Slaying Monsters With Swords and Sympathy

The detailed ecosystem and the emotive beasts in Monster Hunter Wilds add unusual tension to a video game franchise better known for spilling blood.

Gigantic reptiles are lounging on warm rocks as yellow grass sways in a gentle breeze.

You may be a monster hunter, feller of beasts with a razor-sharp sword, yet a companion has encouraged you to first stop and observe this flora and fauna. Press a button to gaze intensely at these lustrous creatures, learning that it is a gaggle of females gathered around a spiked, larger male. As the camera zooms in, tiny critters scuttle past your feet toward their next meal, a carcass in the distance.

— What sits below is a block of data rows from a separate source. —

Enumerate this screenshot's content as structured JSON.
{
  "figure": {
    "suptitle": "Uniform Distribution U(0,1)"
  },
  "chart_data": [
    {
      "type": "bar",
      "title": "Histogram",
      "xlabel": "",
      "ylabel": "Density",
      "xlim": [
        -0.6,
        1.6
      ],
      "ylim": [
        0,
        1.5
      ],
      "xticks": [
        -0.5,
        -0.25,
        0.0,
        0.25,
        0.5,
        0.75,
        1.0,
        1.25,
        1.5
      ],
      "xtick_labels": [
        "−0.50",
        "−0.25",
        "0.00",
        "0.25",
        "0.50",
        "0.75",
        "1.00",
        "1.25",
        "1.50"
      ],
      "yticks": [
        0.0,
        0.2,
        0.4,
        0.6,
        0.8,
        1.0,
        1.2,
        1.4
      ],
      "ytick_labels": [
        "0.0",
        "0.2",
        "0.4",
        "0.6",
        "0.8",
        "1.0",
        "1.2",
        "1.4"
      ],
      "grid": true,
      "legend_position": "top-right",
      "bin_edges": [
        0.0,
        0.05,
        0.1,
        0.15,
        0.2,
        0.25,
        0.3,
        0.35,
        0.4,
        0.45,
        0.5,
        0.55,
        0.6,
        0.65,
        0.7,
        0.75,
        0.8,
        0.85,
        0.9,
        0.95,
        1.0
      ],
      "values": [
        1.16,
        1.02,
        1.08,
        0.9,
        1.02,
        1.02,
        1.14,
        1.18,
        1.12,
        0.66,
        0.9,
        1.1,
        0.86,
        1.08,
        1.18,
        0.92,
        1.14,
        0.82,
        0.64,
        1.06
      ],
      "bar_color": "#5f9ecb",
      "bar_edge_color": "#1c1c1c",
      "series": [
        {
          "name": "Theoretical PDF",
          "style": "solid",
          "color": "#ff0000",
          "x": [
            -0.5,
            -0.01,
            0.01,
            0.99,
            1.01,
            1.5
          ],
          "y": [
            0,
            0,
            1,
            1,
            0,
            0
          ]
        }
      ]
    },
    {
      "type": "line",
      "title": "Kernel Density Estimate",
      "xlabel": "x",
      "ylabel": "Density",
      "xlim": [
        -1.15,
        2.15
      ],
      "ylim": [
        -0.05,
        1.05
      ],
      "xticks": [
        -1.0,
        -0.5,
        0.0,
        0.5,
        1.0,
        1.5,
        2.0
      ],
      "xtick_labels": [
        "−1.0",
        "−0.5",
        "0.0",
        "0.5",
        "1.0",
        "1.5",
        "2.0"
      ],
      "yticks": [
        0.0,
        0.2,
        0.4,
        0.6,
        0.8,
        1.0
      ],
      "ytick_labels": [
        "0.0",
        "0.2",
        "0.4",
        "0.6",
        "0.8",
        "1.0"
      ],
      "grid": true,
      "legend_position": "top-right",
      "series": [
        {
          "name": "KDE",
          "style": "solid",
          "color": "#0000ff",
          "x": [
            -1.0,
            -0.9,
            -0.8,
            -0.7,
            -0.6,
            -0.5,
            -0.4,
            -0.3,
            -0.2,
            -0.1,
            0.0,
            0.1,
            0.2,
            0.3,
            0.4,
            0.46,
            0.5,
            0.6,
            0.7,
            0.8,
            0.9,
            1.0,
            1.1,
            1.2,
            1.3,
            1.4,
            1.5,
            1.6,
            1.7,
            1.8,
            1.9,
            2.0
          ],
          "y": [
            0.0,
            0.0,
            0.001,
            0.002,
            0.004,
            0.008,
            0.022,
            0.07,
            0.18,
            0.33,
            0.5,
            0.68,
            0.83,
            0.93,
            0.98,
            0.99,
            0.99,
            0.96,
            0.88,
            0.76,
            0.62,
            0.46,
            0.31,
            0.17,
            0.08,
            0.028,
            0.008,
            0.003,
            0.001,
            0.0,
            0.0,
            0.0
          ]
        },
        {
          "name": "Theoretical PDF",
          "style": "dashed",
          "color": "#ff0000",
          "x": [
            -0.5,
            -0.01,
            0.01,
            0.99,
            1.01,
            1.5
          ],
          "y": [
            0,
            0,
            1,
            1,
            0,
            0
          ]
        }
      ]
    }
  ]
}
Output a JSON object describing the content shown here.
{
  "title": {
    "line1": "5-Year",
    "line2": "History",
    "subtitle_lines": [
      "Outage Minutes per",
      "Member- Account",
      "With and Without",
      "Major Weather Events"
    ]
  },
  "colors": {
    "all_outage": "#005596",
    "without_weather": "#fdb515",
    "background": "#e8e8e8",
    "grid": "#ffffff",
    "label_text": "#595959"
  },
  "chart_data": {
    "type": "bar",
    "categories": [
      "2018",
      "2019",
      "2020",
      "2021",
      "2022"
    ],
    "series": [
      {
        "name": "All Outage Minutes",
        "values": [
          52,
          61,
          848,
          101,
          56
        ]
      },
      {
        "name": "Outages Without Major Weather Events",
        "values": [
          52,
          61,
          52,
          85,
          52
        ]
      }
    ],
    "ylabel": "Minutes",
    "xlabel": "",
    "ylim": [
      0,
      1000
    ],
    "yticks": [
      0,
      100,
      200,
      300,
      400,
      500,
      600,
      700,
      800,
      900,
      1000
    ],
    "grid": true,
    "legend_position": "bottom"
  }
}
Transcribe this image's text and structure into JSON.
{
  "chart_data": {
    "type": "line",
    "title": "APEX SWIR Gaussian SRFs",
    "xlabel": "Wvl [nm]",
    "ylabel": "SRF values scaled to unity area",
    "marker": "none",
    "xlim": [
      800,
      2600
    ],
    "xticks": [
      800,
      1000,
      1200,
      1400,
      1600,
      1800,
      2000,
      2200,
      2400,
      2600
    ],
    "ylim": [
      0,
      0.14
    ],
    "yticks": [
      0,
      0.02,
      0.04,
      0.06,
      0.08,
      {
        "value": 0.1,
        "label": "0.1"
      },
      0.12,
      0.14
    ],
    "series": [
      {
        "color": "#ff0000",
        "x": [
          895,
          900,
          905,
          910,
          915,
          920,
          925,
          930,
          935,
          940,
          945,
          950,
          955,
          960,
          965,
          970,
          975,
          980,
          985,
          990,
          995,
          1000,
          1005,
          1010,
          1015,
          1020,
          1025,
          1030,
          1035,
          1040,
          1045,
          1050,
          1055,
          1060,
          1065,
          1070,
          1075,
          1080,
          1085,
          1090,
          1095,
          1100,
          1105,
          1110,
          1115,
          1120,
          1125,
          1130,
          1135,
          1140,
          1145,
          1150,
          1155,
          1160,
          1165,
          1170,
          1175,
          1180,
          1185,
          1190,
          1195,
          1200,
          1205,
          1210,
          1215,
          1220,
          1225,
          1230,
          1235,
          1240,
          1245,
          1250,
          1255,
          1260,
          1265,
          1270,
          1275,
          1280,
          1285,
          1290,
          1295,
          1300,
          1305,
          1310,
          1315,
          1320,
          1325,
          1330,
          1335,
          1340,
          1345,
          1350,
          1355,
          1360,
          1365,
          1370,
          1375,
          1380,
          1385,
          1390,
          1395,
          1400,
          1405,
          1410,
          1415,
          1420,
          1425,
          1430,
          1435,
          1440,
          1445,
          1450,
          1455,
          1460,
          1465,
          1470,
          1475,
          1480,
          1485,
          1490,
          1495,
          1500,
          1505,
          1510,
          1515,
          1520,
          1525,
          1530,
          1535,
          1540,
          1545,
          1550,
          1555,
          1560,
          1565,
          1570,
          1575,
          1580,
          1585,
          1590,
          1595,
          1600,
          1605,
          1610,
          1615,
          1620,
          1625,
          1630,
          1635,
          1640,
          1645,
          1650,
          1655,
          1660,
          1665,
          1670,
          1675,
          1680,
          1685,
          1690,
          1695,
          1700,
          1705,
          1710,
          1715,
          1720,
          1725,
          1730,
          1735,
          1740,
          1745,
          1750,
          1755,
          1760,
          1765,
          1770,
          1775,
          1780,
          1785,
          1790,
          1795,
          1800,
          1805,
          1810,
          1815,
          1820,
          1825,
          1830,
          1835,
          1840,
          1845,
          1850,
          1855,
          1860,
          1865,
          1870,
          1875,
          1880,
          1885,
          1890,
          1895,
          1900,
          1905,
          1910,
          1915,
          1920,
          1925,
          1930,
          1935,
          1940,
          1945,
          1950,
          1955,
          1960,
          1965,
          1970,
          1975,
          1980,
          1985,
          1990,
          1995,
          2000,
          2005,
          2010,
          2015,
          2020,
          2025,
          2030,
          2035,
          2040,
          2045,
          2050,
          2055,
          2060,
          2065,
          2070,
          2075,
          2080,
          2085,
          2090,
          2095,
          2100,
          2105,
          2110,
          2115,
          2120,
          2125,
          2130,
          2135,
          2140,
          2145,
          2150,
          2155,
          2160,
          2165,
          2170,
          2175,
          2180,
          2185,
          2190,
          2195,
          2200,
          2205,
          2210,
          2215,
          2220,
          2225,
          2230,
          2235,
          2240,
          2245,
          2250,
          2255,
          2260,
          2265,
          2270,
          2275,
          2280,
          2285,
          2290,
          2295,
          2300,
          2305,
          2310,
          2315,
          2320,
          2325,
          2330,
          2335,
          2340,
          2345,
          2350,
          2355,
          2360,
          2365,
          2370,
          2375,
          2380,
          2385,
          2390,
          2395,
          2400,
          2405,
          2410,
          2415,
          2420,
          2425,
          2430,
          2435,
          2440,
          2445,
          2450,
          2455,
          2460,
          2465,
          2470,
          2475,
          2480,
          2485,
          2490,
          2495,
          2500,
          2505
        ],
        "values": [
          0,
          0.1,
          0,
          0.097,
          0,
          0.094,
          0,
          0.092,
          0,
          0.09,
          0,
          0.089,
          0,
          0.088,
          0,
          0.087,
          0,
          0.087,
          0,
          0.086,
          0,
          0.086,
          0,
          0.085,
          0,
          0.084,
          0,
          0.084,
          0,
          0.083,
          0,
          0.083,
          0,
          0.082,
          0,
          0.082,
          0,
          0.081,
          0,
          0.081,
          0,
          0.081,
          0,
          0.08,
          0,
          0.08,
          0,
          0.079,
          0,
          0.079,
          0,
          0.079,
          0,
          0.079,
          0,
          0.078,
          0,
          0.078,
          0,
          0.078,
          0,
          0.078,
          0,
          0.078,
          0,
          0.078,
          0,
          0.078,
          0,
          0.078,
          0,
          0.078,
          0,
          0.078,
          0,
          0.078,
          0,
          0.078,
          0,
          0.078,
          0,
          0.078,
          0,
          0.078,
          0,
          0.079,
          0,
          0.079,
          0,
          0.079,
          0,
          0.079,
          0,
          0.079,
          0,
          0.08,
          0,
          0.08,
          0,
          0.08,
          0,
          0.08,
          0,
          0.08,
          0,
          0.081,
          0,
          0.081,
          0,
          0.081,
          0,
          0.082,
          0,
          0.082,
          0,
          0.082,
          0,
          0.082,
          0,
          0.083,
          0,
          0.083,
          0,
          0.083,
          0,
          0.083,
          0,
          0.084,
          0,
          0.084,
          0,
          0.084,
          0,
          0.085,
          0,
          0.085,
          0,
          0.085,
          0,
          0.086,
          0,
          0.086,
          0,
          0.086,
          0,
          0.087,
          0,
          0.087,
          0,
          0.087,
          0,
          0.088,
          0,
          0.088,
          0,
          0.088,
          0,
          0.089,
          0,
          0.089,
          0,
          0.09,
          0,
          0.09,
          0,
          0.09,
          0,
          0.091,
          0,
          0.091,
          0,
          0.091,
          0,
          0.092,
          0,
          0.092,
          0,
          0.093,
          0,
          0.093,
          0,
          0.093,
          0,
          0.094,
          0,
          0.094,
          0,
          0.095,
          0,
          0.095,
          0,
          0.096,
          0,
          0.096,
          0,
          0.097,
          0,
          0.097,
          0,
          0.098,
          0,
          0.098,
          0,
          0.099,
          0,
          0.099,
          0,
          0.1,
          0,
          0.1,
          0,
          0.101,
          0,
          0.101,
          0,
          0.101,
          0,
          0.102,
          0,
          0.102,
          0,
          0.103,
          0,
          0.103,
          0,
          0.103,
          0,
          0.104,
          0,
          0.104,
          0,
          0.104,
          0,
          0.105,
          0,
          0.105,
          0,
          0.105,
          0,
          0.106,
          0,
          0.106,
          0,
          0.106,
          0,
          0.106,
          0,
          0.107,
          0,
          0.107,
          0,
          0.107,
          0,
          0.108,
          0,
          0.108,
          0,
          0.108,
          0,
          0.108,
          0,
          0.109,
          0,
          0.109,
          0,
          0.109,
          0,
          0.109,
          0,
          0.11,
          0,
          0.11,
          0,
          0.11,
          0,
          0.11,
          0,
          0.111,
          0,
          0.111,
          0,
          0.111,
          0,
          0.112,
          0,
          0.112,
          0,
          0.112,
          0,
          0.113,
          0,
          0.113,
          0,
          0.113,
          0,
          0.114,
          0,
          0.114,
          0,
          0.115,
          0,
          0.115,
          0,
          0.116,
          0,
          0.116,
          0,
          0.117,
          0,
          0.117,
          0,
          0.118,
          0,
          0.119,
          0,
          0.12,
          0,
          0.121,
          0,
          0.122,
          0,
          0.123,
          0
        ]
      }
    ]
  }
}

The majestic scale and teeming ecological detail in Monster Hunter Wilds can make it feel as if you are playing a fantastical version of a David Attenborough documentary.

But there is no ignoring the title of this celebrated Japanese series: These are foremost monster-slaying games that have cultivated bloodlust for more than 20 years. The franchise’s inherent tension is that the allure of battling prehistoric behemoths and exploring their detailed, entwined habitats leaves a sour aftertaste when you are carving up the remaining cadavers for loot.

“There is a bizarre feeling at the center of Monster Hunter,” said Jacob Geller, a critic and YouTube video game essayist. “Unlike most other video games, it’s made pretty clear that the creatures you’re killing are not evil, and so it does feel undeniably bad hunting them.”

More than any other entry in the series, Monster Hunter Wilds, which was released for the PC, PlayStation 5 and the Xbox Series X|S on Friday, reckons with the interplay between the exceptional beauty of these animals, the ecosystems they are part of, and the player’s core task of dispatching them.

“Nature can be abundant and beautiful,” Yuya Tokuda, the game director, said through an interpreter. “Then, in a second, it can be wild, harsh and even violent.”